Когда бойцы разошлись, я повернулся к штабным работникам:
– Приказ отдыхать касается всех…
– Товарищ лейтенант, – обратился ко мне знакомый сержант, насколько я помнил, он был человеком Васильева, – вас вызывают в штаб дивизии.
– Иду, – кинул я ему и повторил своим: – Отдыхайте.
У двух трофейных грузовиков, легкового «мерседеса» подполковника и одного из двух оставшихся на всю дивизию бронетранспортеров царила деловитая штабная суета.
– Лейтенант! – окликнул заметивший меня Васильев, повелительно махнув рукой.
– Товарищ майор… – начал было я, но был прерван начштаба:
– Вольно. Подожди, сейчас комдив подойдет, он поставит тебе задачу.
Прохоров, оказывается, инспектировал технику, что у нас осталась после засады.

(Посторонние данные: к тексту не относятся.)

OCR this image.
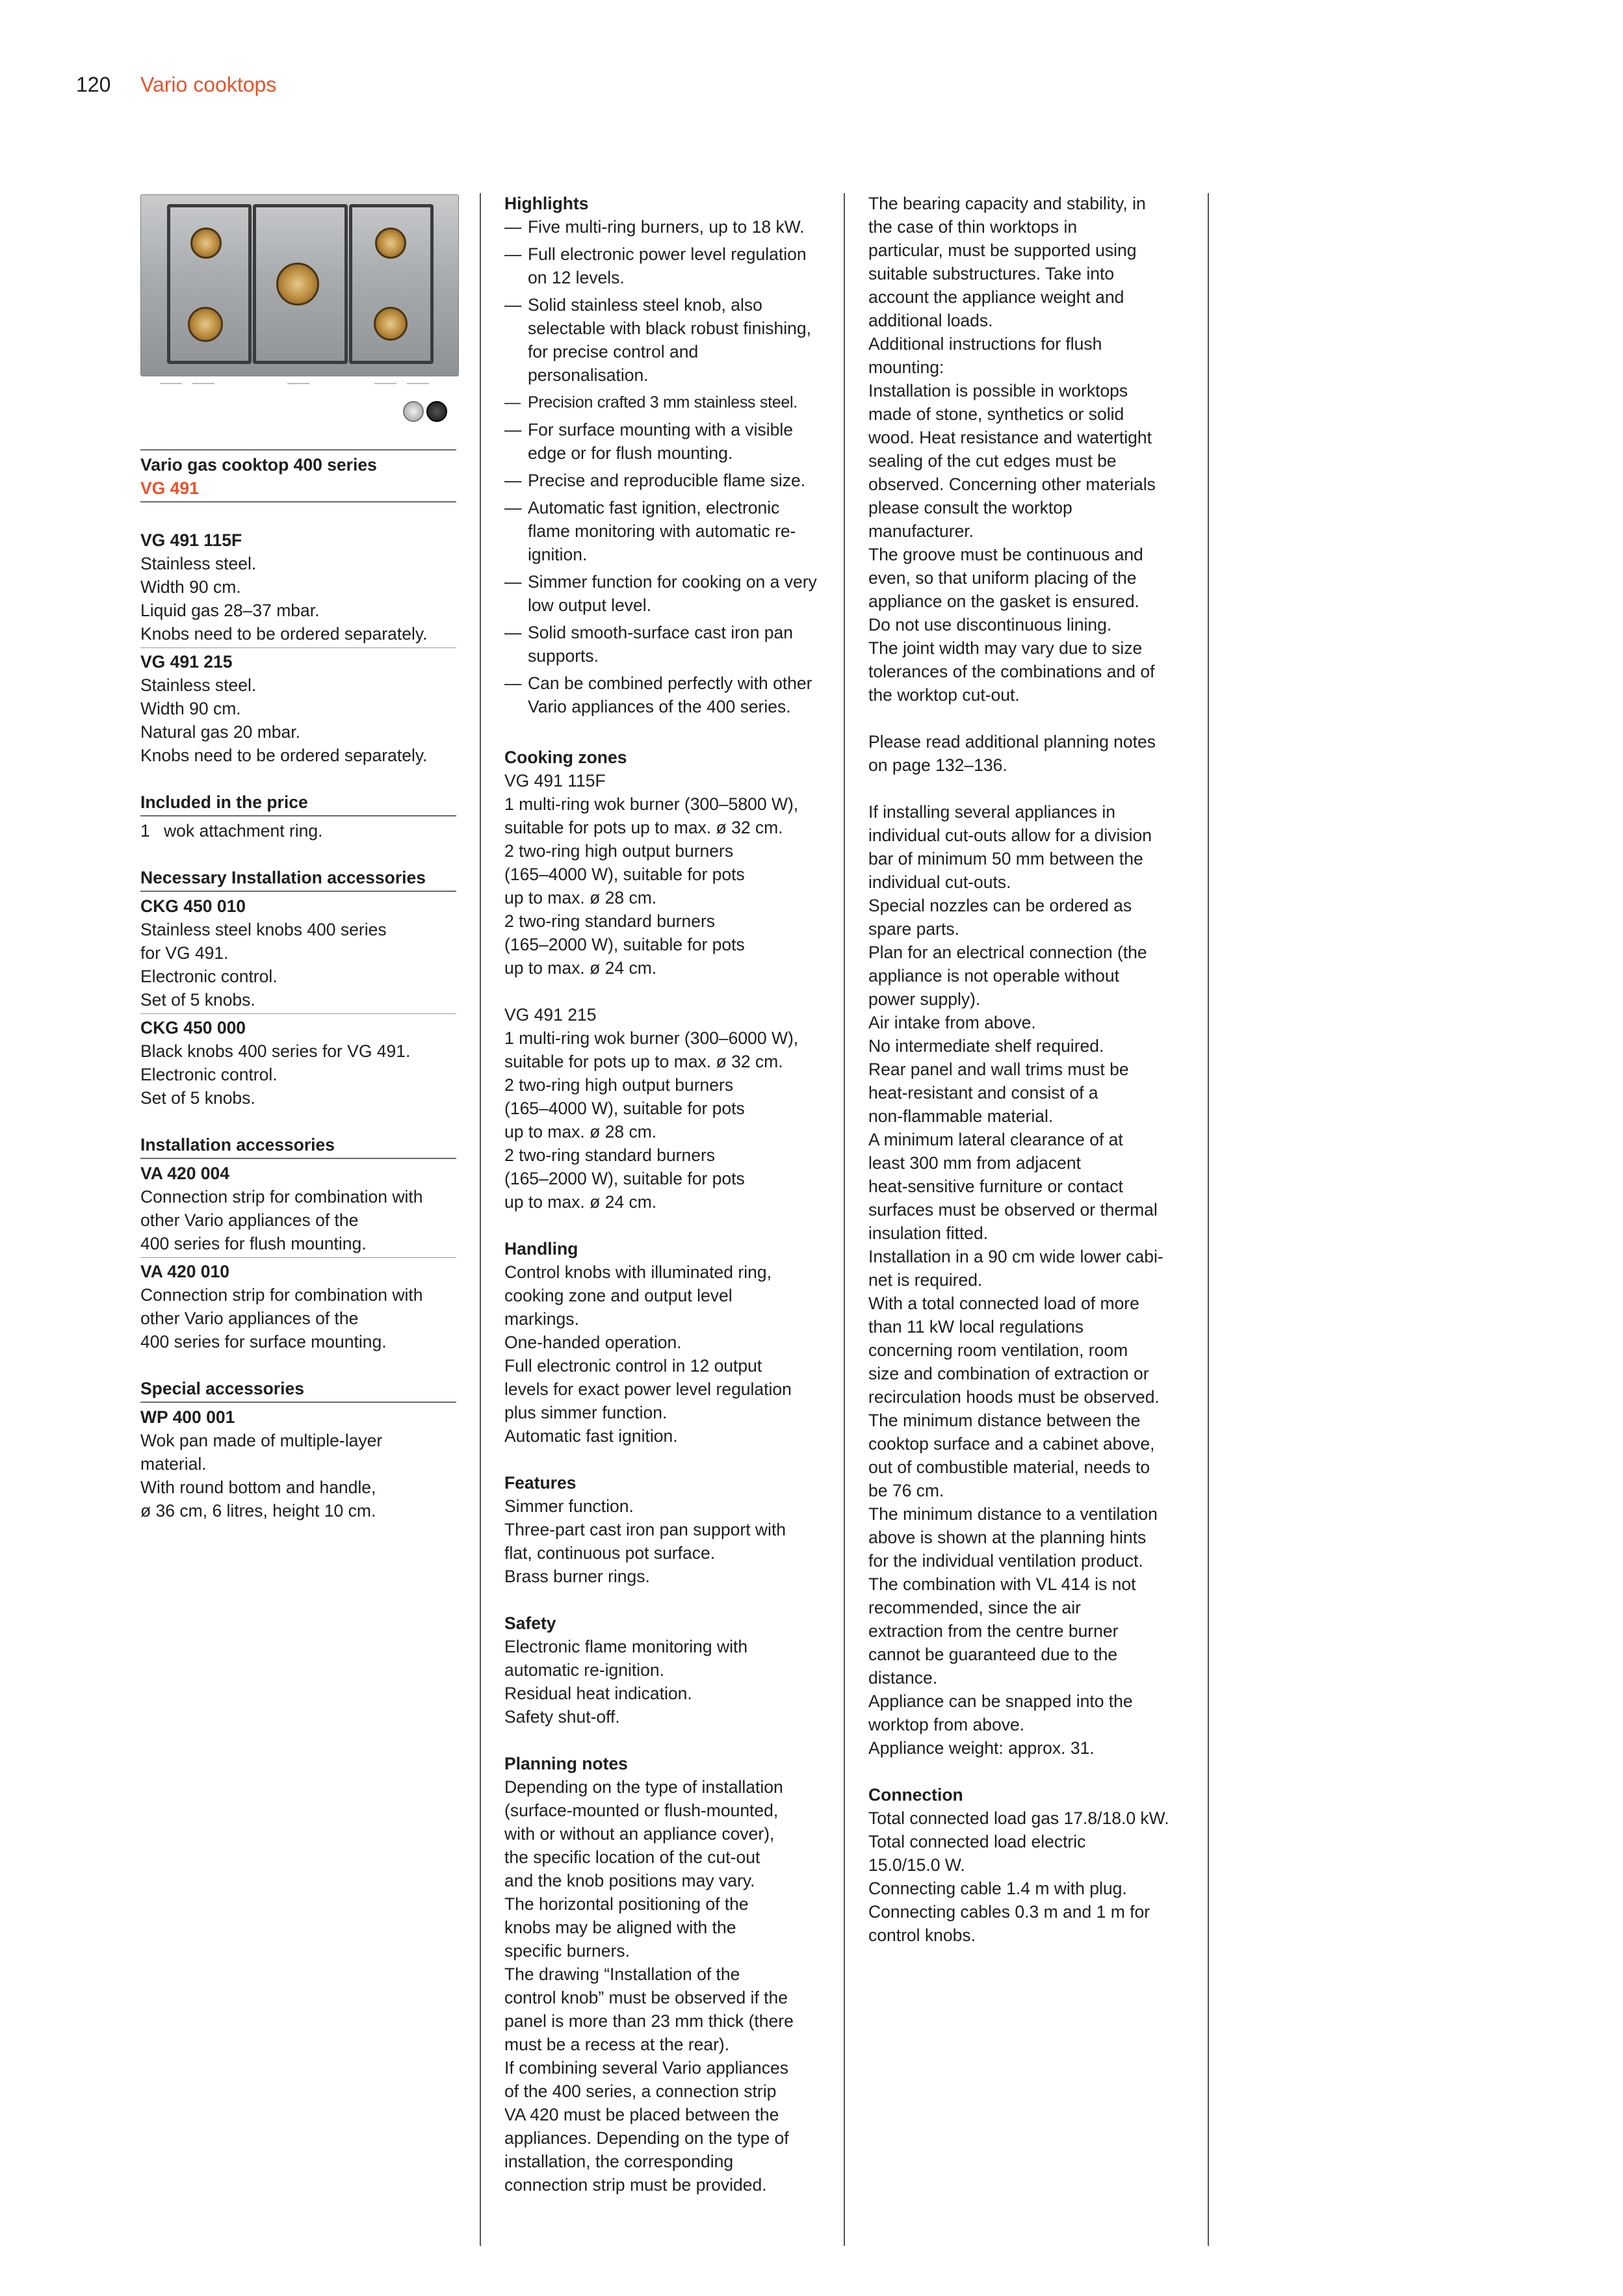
120 Vario cooktops

Vario gas cooktop 400 series

VG 491

VG 491 115F

Stainless steel.

Width 90 cm.

Liquid gas 28–37 mbar.

Knobs need to be ordered separately.

VG 491 215

Stainless steel.

Width 90 cm.

Natural gas 20 mbar.

Knobs need to be ordered separately.

Included in the price

1 wok attachment ring.

Necessary Installation accessories

CKG 450 010

Stainless steel knobs 400 series

for VG 491.

Electronic control.

Set of 5 knobs.

CKG 450 000

Black knobs 400 series for VG 491.

Electronic control.

Set of 5 knobs.

Installation accessories

VA 420 004

Connection strip for combination with

other Vario appliances of the

400 series for flush mounting.

VA 420 010

Connection strip for combination with

other Vario appliances of the

400 series for surface mounting.

Special accessories

WP 400 001

Wok pan made of multiple-layer

material.

With round bottom and handle,

ø 36 cm, 6 litres, height 10 cm.

Highlights

— Five multi-ring burners, up to 18 kW.
— Full electronic power level regulation on 12 levels.
— Solid stainless steel knob, also selectable with black robust finishing, for precise control and personalisation.
— Precision crafted 3 mm stainless steel.
— For surface mounting with a visible edge or for flush mounting.
— Precise and reproducible flame size.
— Automatic fast ignition, electronic flame monitoring with automatic re-ignition.
— Simmer function for cooking on a very low output level.
— Solid smooth-surface cast iron pan supports.
— Can be combined perfectly with other Vario appliances of the 400 series.

Cooking zones

VG 491 115F

1 multi-ring wok burner (300–5800 W),

suitable for pots up to max. ø 32 cm.

2 two-ring high output burners

(165–4000 W), suitable for pots

up to max. ø 28 cm.

2 two-ring standard burners

(165–2000 W), suitable for pots

up to max. ø 24 cm.

VG 491 215

1 multi-ring wok burner (300–6000 W),

suitable for pots up to max. ø 32 cm.

2 two-ring high output burners

(165–4000 W), suitable for pots

up to max. ø 28 cm.

2 two-ring standard burners

(165–2000 W), suitable for pots

up to max. ø 24 cm.

Handling

Control knobs with illuminated ring,

cooking zone and output level

markings.

One-handed operation.

Full electronic control in 12 output

levels for exact power level regulation

plus simmer function.

Automatic fast ignition.

Features

Simmer function.

Three-part cast iron pan support with

flat, continuous pot surface.

Brass burner rings.

Safety

Electronic flame monitoring with

automatic re-ignition.

Residual heat indication.

Safety shut-off.

Planning notes

Depending on the type of installation

(surface-mounted or flush-mounted,

with or without an appliance cover),

the specific location of the cut-out

and the knob positions may vary.

The horizontal positioning of the

knobs may be aligned with the

specific burners.

The drawing “Installation of the

control knob” must be observed if the

panel is more than 23 mm thick (there

must be a recess at the rear).

If combining several Vario appliances

of the 400 series, a connection strip

VA 420 must be placed between the

appliances. Depending on the type of

installation, the corresponding

connection strip must be provided.

The bearing capacity and stability, in

the case of thin worktops in

particular, must be supported using

suitable substructures. Take into

account the appliance weight and

additional loads.

Additional instructions for flush

mounting:

Installation is possible in worktops

made of stone, synthetics or solid

wood. Heat resistance and watertight

sealing of the cut edges must be

observed. Concerning other materials

please consult the worktop

manufacturer.

The groove must be continuous and

even, so that uniform placing of the

appliance on the gasket is ensured.

Do not use discontinuous lining.

The joint width may vary due to size

tolerances of the combinations and of

the worktop cut-out.

Please read additional planning notes

on page 132–136.

If installing several appliances in

individual cut-outs allow for a division

bar of minimum 50 mm between the

individual cut-outs.

Special nozzles can be ordered as

spare parts.

Plan for an electrical connection (the

appliance is not operable without

power supply).

Air intake from above.

No intermediate shelf required.

Rear panel and wall trims must be

heat-resistant and consist of a

non-flammable material.

A minimum lateral clearance of at

least 300 mm from adjacent

heat-sensitive furniture or contact

surfaces must be observed or thermal

insulation fitted.

Installation in a 90 cm wide lower cabi-

net is required.

With a total connected load of more

than 11 kW local regulations

concerning room ventilation, room

size and combination of extraction or

recirculation hoods must be observed.

The minimum distance between the

cooktop surface and a cabinet above,

out of combustible material, needs to

be 76 cm.

The minimum distance to a ventilation

above is shown at the planning hints

for the individual ventilation product.

The combination with VL 414 is not

recommended, since the air

extraction from the centre burner

cannot be guaranteed due to the

distance.

Appliance can be snapped into the

worktop from above.

Appliance weight: approx. 31.

Connection

Total connected load gas 17.8/18.0 kW.

Total connected load electric

15.0/15.0 W.

Connecting cable 1.4 m with plug.

Connecting cables 0.3 m and 1 m for

control knobs.
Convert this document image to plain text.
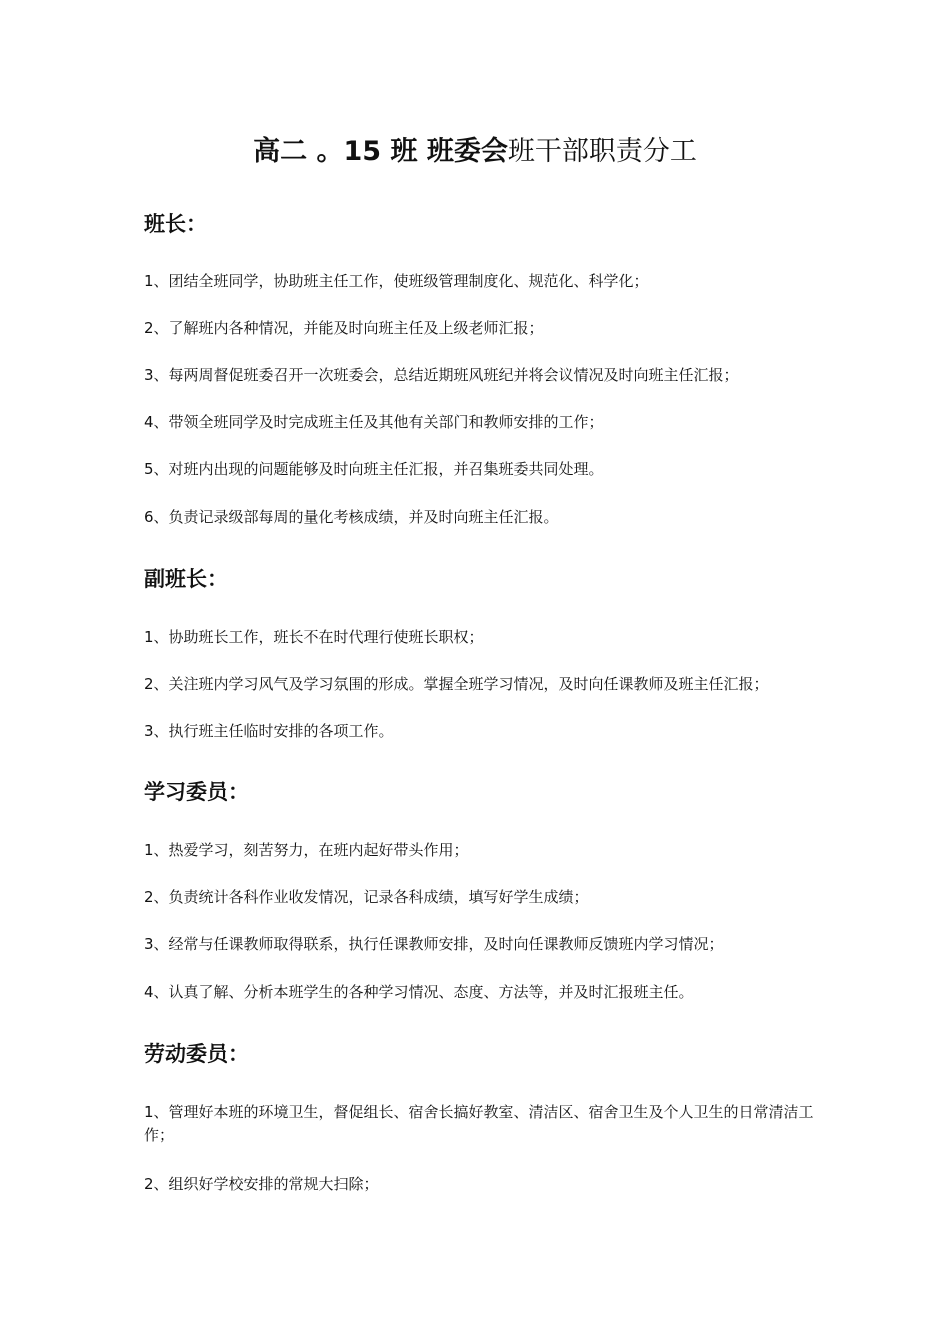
高二 。15 班 班委会班干部职责分工
班长：
1、团结全班同学，协助班主任工作，使班级管理制度化、规范化、科学化；
2、了解班内各种情况，并能及时向班主任及上级老师汇报；
3、每两周督促班委召开一次班委会，总结近期班风班纪并将会议情况及时向班主任汇报；
4、带领全班同学及时完成班主任及其他有关部门和教师安排的工作；
5、对班内出现的问题能够及时向班主任汇报，并召集班委共同处理。
6、负责记录级部每周的量化考核成绩，并及时向班主任汇报。
副班长：
1、协助班长工作，班长不在时代理行使班长职权；
2、关注班内学习风气及学习氛围的形成。掌握全班学习情况，及时向任课教师及班主任汇报；
3、执行班主任临时安排的各项工作。
学习委员：
1、热爱学习，刻苦努力，在班内起好带头作用；
2、负责统计各科作业收发情况，记录各科成绩，填写好学生成绩；
3、经常与任课教师取得联系，执行任课教师安排，及时向任课教师反馈班内学习情况；
4、认真了解、分析本班学生的各种学习情况、态度、方法等，并及时汇报班主任。
劳动委员：
1、管理好本班的环境卫生，督促组长、宿舍长搞好教室、清洁区、宿舍卫生及个人卫生的日常清洁工作；
2、组织好学校安排的常规大扫除；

В засаде участвовали семь танков, бронетранспортер, обе трофейные противотанковые пушки и отделение бойцов с четырьмя трофейными пулеметами для прикрытия от пехоты противника.
Пушки транспортировали, прицепив к грузовикам, а так как машины были нужны нам самим, то, оттащив пушки к месту засады, Прохоров грузовики забрал, оставив один для эвакуации личного состава. Орудия же приказал при отходе уничтожить. Вот такие дела. Пока Прохорова не было, я поспрашивал Васильева насчет засады. Уж он-то должен был знать.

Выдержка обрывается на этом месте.